Al cierre de esta columna, en la tarde/noche de ayer, el Gobierno iba camino a consolidar uno de los papelones más grandes de su lamentable gestión. Bajo la intención de suministrarle un antídoto a Gustavo Adrianzén en el camino inexorable a su censura, cambió a tres ministros y causó la tormenta perfecta: El convencimiento de las bancadas de que esta gestión ministerial tenía que llegar a su fin.

En sí mismos, los cambios no aportan nada a la ausencia de dinamismo que caracteriza al régimen y, más bien, inocula una dosis de nerviosismo al colocar en el MEF al genuflexo Raúl Pérez-Reyes.
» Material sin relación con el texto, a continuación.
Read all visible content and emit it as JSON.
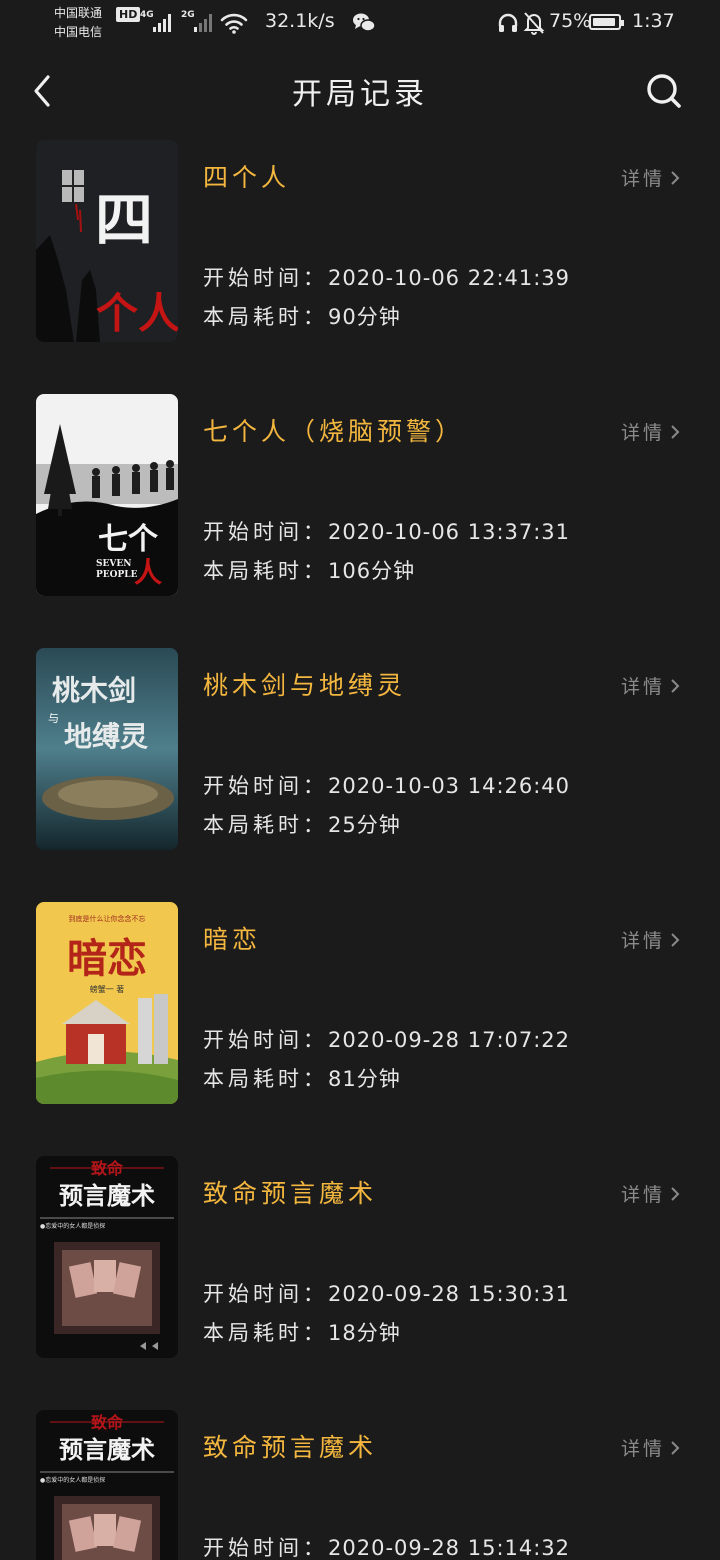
{
  "status_bar": {
    "carrier_1": "中国联通",
    "carrier_2": "中国电信",
    "hd": "HD",
    "net_1": "4G",
    "net_2": "2G",
    "speed": "32.1k/s",
    "battery": "75%",
    "time": "1:37"
  },
  "header": {
    "title": "开局记录"
  },
  "labels": {
    "detail": "详情",
    "start_label": "开始时间：",
    "duration_label": "本局耗时："
  },
  "records": [
    {
      "title": "四个人",
      "start_time": "2020-10-06 22:41:39",
      "duration": "90分钟",
      "cover_text": [
        "四",
        "个人"
      ]
    },
    {
      "title": "七个人（烧脑预警）",
      "start_time": "2020-10-06 13:37:31",
      "duration": "106分钟",
      "cover_text": [
        "七个",
        "人",
        "SEVEN",
        "PEOPLE"
      ]
    },
    {
      "title": "桃木剑与地缚灵",
      "start_time": "2020-10-03 14:26:40",
      "duration": "25分钟",
      "cover_text": [
        "桃木剑",
        "与",
        "地缚灵"
      ]
    },
    {
      "title": "暗恋",
      "start_time": "2020-09-28 17:07:22",
      "duration": "81分钟",
      "cover_text": [
        "到底是什么让你念念不忘",
        "暗恋",
        "螃蟹一 著"
      ]
    },
    {
      "title": "致命预言魔术",
      "start_time": "2020-09-28 15:30:31",
      "duration": "18分钟",
      "cover_text": [
        "致命",
        "预言魔术",
        "●恋爱中的女人都是侦探"
      ]
    },
    {
      "title": "致命预言魔术",
      "start_time": "2020-09-28 15:14:32",
      "duration": "",
      "cover_text": [
        "致命",
        "预言魔术",
        "●恋爱中的女人都是侦探"
      ]
    }
  ]
}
Ello porque aunque la labor de José Salardi no era una maravilla, era depositario de la confianza del mercado, de los inversores y le daba a la economía una dosis mínima de estabilidad.

Es decir, Dina Boluarte desinfló el que quizás sea el único globo de oxígeno que flota por cuenta propia y que permite al país convivir con la resignación de que este periodo acabará pronto y que, dentro de todo, la senda económica está en piloto automático y viabiliza la supervivencia.
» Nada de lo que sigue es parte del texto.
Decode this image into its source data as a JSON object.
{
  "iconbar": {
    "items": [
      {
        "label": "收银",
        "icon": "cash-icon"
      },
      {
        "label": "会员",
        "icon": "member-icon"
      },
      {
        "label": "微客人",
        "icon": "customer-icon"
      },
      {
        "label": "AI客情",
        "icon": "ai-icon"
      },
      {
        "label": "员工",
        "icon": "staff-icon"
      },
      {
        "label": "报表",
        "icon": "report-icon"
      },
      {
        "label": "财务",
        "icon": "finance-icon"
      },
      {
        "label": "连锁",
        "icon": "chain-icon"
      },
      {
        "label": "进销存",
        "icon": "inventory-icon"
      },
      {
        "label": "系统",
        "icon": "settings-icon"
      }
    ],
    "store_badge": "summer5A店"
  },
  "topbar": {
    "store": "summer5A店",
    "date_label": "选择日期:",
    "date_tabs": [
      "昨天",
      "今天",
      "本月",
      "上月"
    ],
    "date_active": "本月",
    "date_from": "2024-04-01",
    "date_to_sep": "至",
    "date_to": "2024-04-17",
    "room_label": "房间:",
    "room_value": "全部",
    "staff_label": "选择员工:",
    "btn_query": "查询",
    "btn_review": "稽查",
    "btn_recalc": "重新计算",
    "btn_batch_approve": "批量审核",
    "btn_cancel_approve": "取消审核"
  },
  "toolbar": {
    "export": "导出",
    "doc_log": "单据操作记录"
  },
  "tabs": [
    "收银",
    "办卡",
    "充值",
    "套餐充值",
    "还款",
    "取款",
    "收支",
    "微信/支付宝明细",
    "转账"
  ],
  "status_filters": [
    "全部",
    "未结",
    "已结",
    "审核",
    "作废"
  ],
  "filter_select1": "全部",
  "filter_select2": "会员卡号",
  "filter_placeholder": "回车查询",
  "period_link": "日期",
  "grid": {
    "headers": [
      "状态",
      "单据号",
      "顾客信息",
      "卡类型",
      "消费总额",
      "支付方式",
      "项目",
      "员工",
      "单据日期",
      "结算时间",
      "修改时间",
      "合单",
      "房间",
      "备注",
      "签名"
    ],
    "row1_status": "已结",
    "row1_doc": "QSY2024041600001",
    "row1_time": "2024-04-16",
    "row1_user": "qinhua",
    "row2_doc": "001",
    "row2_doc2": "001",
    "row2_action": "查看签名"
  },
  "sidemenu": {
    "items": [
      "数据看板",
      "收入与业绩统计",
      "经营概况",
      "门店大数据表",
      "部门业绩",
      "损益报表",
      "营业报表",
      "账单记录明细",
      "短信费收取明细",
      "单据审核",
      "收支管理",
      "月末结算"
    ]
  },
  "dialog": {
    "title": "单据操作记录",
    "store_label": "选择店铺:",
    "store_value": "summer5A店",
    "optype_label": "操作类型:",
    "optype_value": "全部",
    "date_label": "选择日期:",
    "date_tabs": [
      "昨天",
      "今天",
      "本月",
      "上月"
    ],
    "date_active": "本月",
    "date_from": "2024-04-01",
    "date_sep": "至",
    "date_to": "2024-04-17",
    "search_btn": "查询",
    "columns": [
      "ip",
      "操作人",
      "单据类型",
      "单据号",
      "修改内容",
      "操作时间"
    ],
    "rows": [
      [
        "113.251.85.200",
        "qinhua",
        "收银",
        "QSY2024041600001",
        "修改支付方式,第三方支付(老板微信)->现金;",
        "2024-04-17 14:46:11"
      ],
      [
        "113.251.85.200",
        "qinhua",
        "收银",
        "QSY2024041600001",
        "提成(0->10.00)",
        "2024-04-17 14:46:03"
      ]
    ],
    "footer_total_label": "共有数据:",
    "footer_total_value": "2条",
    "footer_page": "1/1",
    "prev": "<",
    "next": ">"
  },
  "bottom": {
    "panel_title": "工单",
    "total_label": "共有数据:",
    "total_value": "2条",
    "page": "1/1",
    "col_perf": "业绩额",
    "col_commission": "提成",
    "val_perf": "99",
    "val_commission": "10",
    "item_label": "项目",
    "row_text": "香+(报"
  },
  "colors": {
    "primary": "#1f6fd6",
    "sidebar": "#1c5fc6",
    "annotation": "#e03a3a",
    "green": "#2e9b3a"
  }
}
Entre todo ello, la tenaz, incesante e inclaudicable voluntad del Ejecutivo para machacar la tecla del error, lo hace plantear un aumento de sueldo a la presidenta o

un viaje al Vaticano para asistir a la entronización del papa como si un orden, una seguridad y una prosperidad finlandesa recorriera las venas de este país enfermo.

¿Habrá más? Parece que sí. Los rumores del eventual reemplazo de Adrianzén son de terror y apellidos funestos como los de Santiváñez, Quero o Arana enrarecen aún más el irrespirable ambiente, en el que pronto se pueden introducir pronósticos de vacancia.